Quite simply, many existing agencies are underequipped to respond to the perfect storm of illness, poverty, wealth and land inequality, and the vast limitations of current political representation. I learned in Iraq that balancing humanitarian needs and security concerns is a challenge yet to be mastered -- you can guess who loses out in this scenario. Land Rovers and weapons are plentiful; oral rehydration salts, chlorine, disinfectant and clean water are not.
Despite these challenges, the efforts of Medecin Sans Frontiers (MSF), Haiti Hospital Appeal UK and others have been extraordinary. MSF has responded with their single largest initiative, hiring over 5000 local workers and treating patients and coordinating cholera treatment centers throughout the country. Chain smoking, 100-hour work weeks are the norm. Haiti Hospital Appeal, in Cap Haitien with limited resources, seems to be everywhere at once -- receiving patients with disabilities, coordinating treatment and prevention.
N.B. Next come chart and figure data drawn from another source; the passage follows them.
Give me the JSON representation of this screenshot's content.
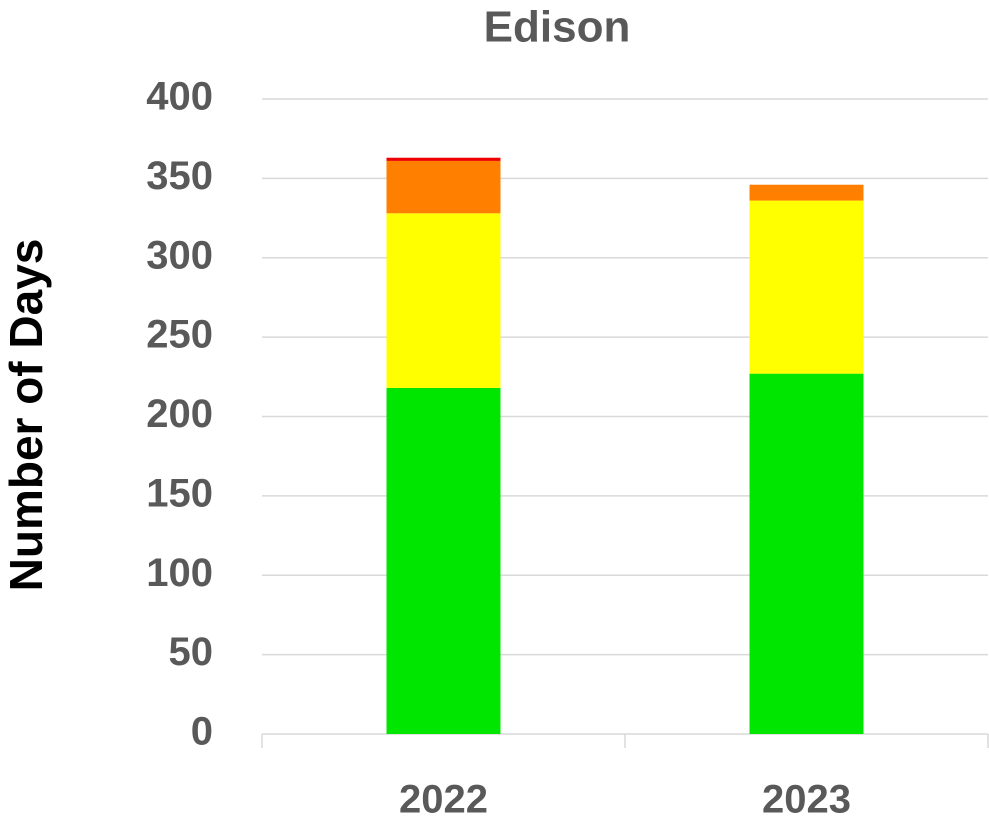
{
  "chart_data": {
    "type": "stacked_bar",
    "title": "Edison",
    "y_label": "Number of Days",
    "categories": [
      "2022",
      "2023"
    ],
    "series": [
      {
        "color": "#00e600",
        "values": [
          218,
          227
        ]
      },
      {
        "color": "#ffff00",
        "values": [
          110,
          109
        ]
      },
      {
        "color": "#ff8000",
        "values": [
          33,
          10
        ]
      },
      {
        "color": "#ee0000",
        "values": [
          2,
          0
        ]
      }
    ],
    "ylim": [
      0,
      400
    ],
    "yticks": [
      0,
      50,
      100,
      150,
      200,
      250,
      300,
      350,
      400
    ],
    "grid": true
  }
}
This happens in the midst of an active construction site, as they literally build their facilities as they need, and can afford them.
People come to Haiti thinking they have all the answers, and as a colleague stated recently, "There is no shortage of good ideas in Haiti." We don't come here with answers, but strive to listen and learn, to partner in appropriate ways that humbly recognize our incomprehensible privilege and disconnect that accompanies the wealth and walls constructed by the West. Yesterday, I was with a close partner from the Haiti Hospital Appeal at their hospital in Quartier-Morin, where MSF has constructed one of the many cholera treatment centers they manage, and manage well. We went scrambling to find a umbilical clamp for a cholera patient about to give birth -- I have yet to hear of her and her newborn's condition. How does the world this child is entering mesh with the world I left, where the current holiday season of celebration is signified by a mad scramble for crap we don't need, for plastics to be disposed of, for toxic toys that will never meet the expectations of spoiled children?
And yet, we often forget that the struggle for life with dignity continues unabated. Driving to witness one of the education efforts we are conducting, trucks with sound systems driving through the market to share prevention techniques, I passed a wedding party. The day before, hundreds of children impeccably dressed in uniform on their way home from school, young men lining up for the chance at employment, farmers on their way to markets to sell produce, mothers providing for their children against all odds, while depriving themselves of their own needs.
You are reading this, perhaps expecting some happy conclusion, a winning paragraph that ties everything together, that preserves the crumbling vision we as Americans have projected onto others and ourselves: never-ending growth and prosperity that rewards those who earned it, and still trickles down to those in need. This does not happen. What is happening is that not enough people care.